20 Ocak 2018 Cumartesi

OKULLAR YARI YIL TATİLİNE GİRDİ


Merhaba; okullar tatil oldu. Sanırım öğretmenleri çocuklara ödev de vermedi.
Anne babalar "fırsat bu fırsat" deyip çocuklarını özellikle yaşlarına uygun hikaye kitapları okumaya özendirmeliler.
Unutmayalım. Çocukların gelecekteki başarılarını belirleyecek olan onların kitap okuma alışkanlığı kazanarak anlamını bilerek kullandıkları ve anladıkları kelime zenginliğine sahip olmalarıdır.
Çağdaş ülkelerde kişi başına en az her on beş yirmi kişiden kırk kırk beş kişiye kadar bir kitap düşerken aydınlanmamış, inanç diye dayatılan cehaletin karanlığında sıkışıp kalmış ülkelerde bu oran çok düşük. Öyle ki! Bazı ülkelerde onbeş yirmi kişiye bir kitap düşmekte. Bazılarındaysa bu oran daha düşük…
Türkiye'de ise her beş altı kişiye bir kitap düşüyor. Bu da cumhuriyetin kuruluş yıllarında millet mektepleri ve sonrasında halk evleri ve köy enstitüleriyle başlatılan aydınlanma hamleleri sayesinde oldu.
Bugün maalesef o yıllarda açılan köy enstitüleri kapatıldığı gibi halk evleri ve halk kütüphaneleri kapatıldı. Bugün Kütüphanecilik hala genelgelerle yönetiliyor. Kütüphaneciliği geliştirecek doğru dürüst bir kanun bile yok.
Onun için iş başa düşüyor. Yani anne baba dede ve ninelerin gayretine…
Lütfen çocuklarımıza tıpkı diş fırçalama, uyku uyuma, yemek yeme alışkanlığı gibi kitap okuma alışkanlığı kazandıralım. Olanağı olanlar onları sanat ve kültürün diğer alanlarındaki etkinliklere götürerek sanata ilgili olmalarını sağlasınlar.
Çağımız bilişim çağı. Bu çağı yakalamak ancak aydınlanmış beyne sahip çocuklarımızla olanaklı olacaktır.
Zaman öyle hızla ilerliyor ki!
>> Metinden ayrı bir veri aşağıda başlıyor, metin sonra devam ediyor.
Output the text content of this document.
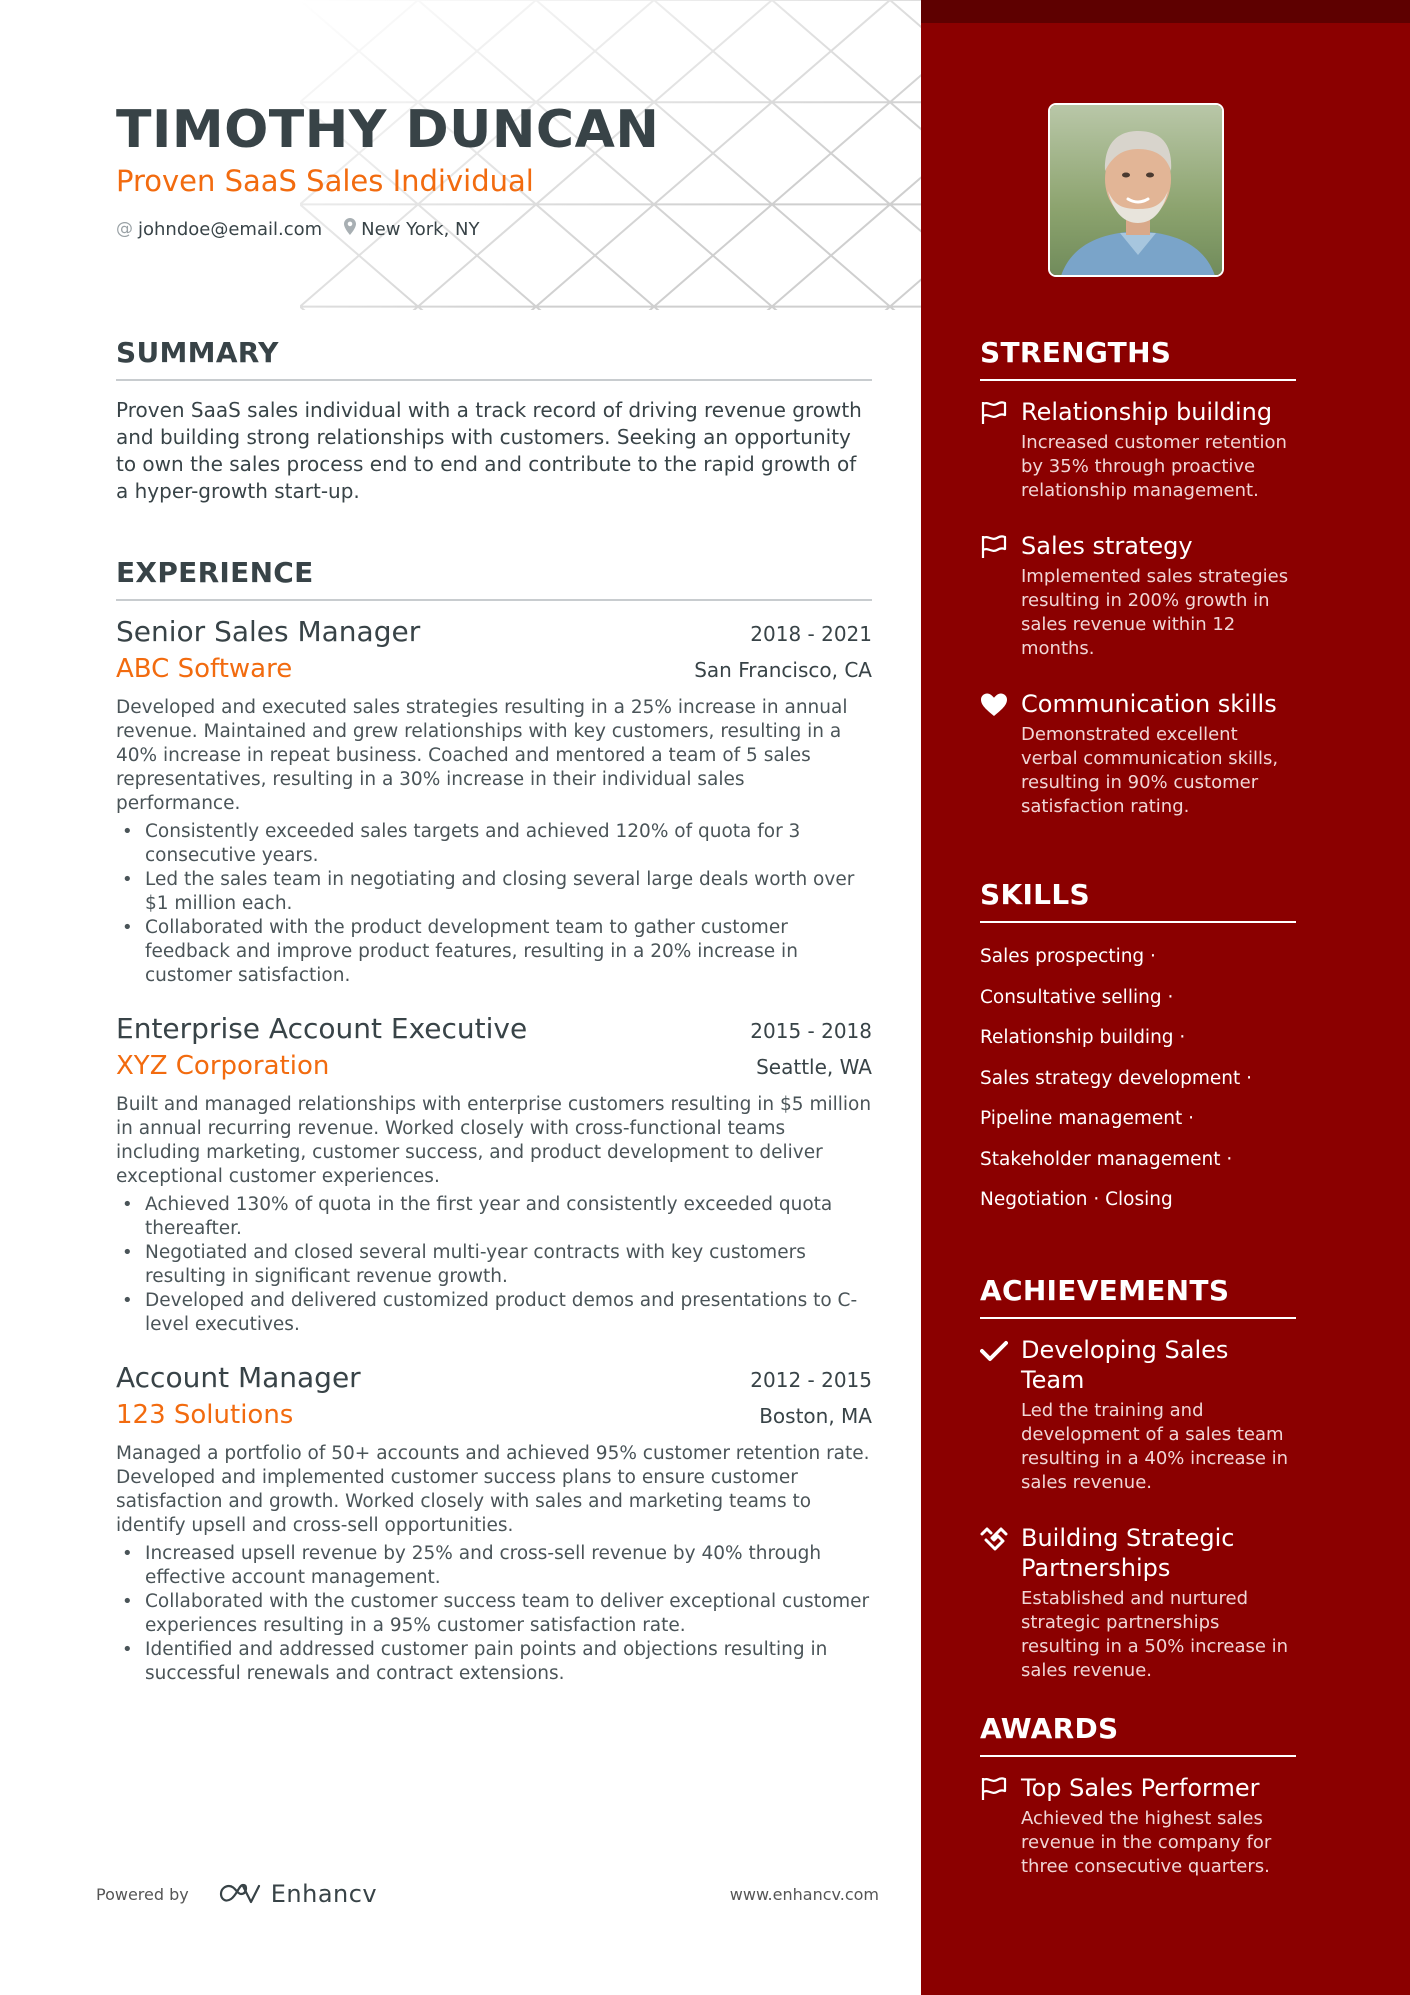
TIMOTHY DUNCAN
Proven SaaS Sales Individual
@ johndoe@email.com New York, NY
SUMMARY

Proven SaaS sales individual with a track record of driving revenue growth and building strong relationships with customers. Seeking an opportunity to own the sales process end to end and contribute to the rapid growth of a hyper-growth start-up.

EXPERIENCE
Senior Sales Manager	2018 - 2021
ABC Software	San Francisco, CA

Developed and executed sales strategies resulting in a 25% increase in annual revenue. Maintained and grew relationships with key customers, resulting in a 40% increase in repeat business. Coached and mentored a team of 5 sales representatives, resulting in a 30% increase in their individual sales performance.

• Consistently exceeded sales targets and achieved 120% of quota for 3 consecutive years.
• Led the sales team in negotiating and closing several large deals worth over $1 million each.
• Collaborated with the product development team to gather customer feedback and improve product features, resulting in a 20% increase in customer satisfaction.
Enterprise Account Executive	2015 - 2018
XYZ Corporation	Seattle, WA

Built and managed relationships with enterprise customers resulting in $5 million in annual recurring revenue. Worked closely with cross-functional teams including marketing, customer success, and product development to deliver exceptional customer experiences.

• Achieved 130% of quota in the first year and consistently exceeded quota thereafter.
• Negotiated and closed several multi-year contracts with key customers resulting in significant revenue growth.
• Developed and delivered customized product demos and presentations to C-level executives.
Account Manager	2012 - 2015
123 Solutions	Boston, MA

Managed a portfolio of 50+ accounts and achieved 95% customer retention rate. Developed and implemented customer success plans to ensure customer satisfaction and growth. Worked closely with sales and marketing teams to identify upsell and cross-sell opportunities.

• Increased upsell revenue by 25% and cross-sell revenue by 40% through effective account management.
• Collaborated with the customer success team to deliver exceptional customer experiences resulting in a 95% customer satisfaction rate.
• Identified and addressed customer pain points and objections resulting in successful renewals and contract extensions.
Powered by	Enhancv	www.enhancv.com
STRENGTHS
Relationship building

Increased customer retention by 35% through proactive relationship management.

Sales strategy

Implemented sales strategies resulting in 200% growth in sales revenue within 12 months.

Communication skills

Demonstrated excellent verbal communication skills, resulting in 90% customer satisfaction rating.

SKILLS
Sales prospecting ·
Consultative selling ·
Relationship building ·
Sales strategy development ·
Pipeline management ·
Stakeholder management ·
Negotiation · Closing
ACHIEVEMENTS
Developing Sales Team

Led the training and development of a sales team resulting in a 40% increase in sales revenue.

Building Strategic Partnerships

Established and nurtured strategic partnerships resulting in a 50% increase in sales revenue.

AWARDS
Top Sales Performer

Achieved the highest sales revenue in the company for three consecutive quarters.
Bu hıza ayak uyduramayan toplumlar orta çağ karanlığına sürüklenip yok olup gidecekler.
Toplumlar tarihini incelediğimizde orada geçmişte çağına uyduramayan pek çok toplumun yok olup gidiş öyküleri olduğunu görürüz.
Türkiye Halkı olarak geleceği yakalayıp önümüzdeki yüz yılda yaşayan toplumlar içinde yerimizi almanın tek yolu kitap okuma alışkanlığı kazanmış, soran sorgulayan bir nesle sahip olmaktır.
Yani geleceğimiz olan çocuklarımızı yukarıda yazdığım gibi kitap okuma alışkanlığı kazanmış, soran sorgulayan bunun için anlamını bilerek kullandığı ve anladığı kelime zenginliğine sahip bireyler olarak yetiştirerek ancak geleceği yakalayıp önümüzdeki yüz yılda yaşayan toplumlardan biri olabiliriz.
Lütfen geleceğimiz olan çocuklarımızı önemseyip onlarla ilgili olalım.